Breaking point — the load level at which the system’s performance degrades sharply or fails, identifying the practical ceiling of current capacity. “We found the breaking point at around 5,000 concurrent users, where error rates jumped from 0.1% to 12%.”
Ramp-up period — the phase of a load test during which simulated traffic gradually increases to the target level, rather than starting at full load immediately. “We used a 10-minute ramp-up period to avoid triggering false alarms from cold caches.”
Bottleneck — the specific component or resource that limits overall system performance, identified as the primary cause of degradation under load. “Database connection pooling turned out to be the bottleneck, not the application servers themselves.”
Soak test — a load test run over an extended period at a sustained, realistic load to detect issues like memory leaks that only appear over time. “The soak test ran for six hours and revealed a slow memory leak in the caching layer.”
Error budget — the acceptable margin of failed or degraded requests during a load test, used as a pass/fail threshold against the system’s reliability target. “We stayed within our error budget of 0.5% throughout the test, so we’re calling this a pass.”
Common Phrases
- “The system held steady up to 3,000 concurrent users, with p95 latency under 200ms.”
- “We identified the database as the primary bottleneck during peak load.”
- “Error rates stayed within acceptable thresholds until we hit roughly 80% of target capacity.”
- “We recommend scaling the connection pool before the next load test.”
- “These results indicate we’re ready for the projected launch traffic with some margin.”
- “This is a blocking finding — we should not go live until the bottleneck is resolved.”
Example Sentences
Announcing load test results to the team: “Load testing for the checkout service is complete. We sustained the target of 1,500 requests per second with p95 latency at 180ms and zero errors. We’re confident this meets the capacity requirements for Friday’s launch.”
Escalating a concerning finding: “During today’s load test, we saw error rates climb to 9% once concurrent users passed 4,000, well below our projected peak of 6,000. Root cause appears to be connection pool exhaustion on the payments service.

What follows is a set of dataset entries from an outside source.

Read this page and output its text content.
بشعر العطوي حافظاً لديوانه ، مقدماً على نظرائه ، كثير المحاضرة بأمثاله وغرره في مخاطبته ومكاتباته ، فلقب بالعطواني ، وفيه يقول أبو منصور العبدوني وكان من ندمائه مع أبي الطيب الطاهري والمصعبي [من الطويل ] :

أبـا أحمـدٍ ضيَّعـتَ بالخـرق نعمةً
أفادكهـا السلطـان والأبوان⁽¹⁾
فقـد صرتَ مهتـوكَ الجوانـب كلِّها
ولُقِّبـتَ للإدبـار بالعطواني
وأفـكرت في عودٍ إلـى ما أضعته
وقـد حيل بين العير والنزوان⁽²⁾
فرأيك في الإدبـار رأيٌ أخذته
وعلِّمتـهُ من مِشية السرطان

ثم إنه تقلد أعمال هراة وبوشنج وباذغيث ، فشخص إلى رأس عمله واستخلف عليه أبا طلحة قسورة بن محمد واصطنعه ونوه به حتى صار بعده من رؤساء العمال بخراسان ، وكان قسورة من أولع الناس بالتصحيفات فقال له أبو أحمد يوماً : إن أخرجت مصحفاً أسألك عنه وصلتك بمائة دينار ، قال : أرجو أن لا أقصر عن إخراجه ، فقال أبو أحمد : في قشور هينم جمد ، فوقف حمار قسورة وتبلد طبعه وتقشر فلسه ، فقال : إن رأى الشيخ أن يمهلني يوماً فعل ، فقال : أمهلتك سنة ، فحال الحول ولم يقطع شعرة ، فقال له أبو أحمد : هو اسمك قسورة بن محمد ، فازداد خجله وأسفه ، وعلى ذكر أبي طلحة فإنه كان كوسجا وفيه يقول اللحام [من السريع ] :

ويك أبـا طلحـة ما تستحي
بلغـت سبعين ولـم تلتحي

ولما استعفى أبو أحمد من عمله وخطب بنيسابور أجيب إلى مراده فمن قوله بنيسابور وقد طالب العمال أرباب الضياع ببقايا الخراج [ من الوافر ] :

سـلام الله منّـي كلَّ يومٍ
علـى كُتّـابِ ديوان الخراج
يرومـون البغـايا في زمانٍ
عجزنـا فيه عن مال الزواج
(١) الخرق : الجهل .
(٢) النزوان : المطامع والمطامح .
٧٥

I’d like to treat this as a blocker for launch until we’ve resolved it and re-tested.”
Following up after remediation: “We re-ran the load test after increasing the connection pool size and adding a circuit breaker. Error rates now stay under 0.2% up to 7,000 concurrent users, comfortably above our projected peak. Attaching the full report for reference.”
Professional Tips
- Report both the average and the p95/p99 latency — averages alone can hide serious tail-latency problems that affect real users.
- State the breaking point explicitly in relation to expected production traffic, so stakeholders can judge the safety margin at a glance.
- Use “blocker” deliberately when a finding should stop a release — reserving the word for genuine blockers keeps it meaningful.
- When presenting to non-technical stakeholders, translate technical metrics into business impact, e.g. “the system can handle roughly 3x our expected Black Friday traffic.”
Practice Exercise
- Write a two-sentence summary of a load test that passed comfortably, including one specific metric.
- Draft an escalation message describing a load test that revealed a bottleneck, and recommend it as a blocker for release.
- Explain, in two sentences, why p95 latency is more useful than average latency when discussing load test results.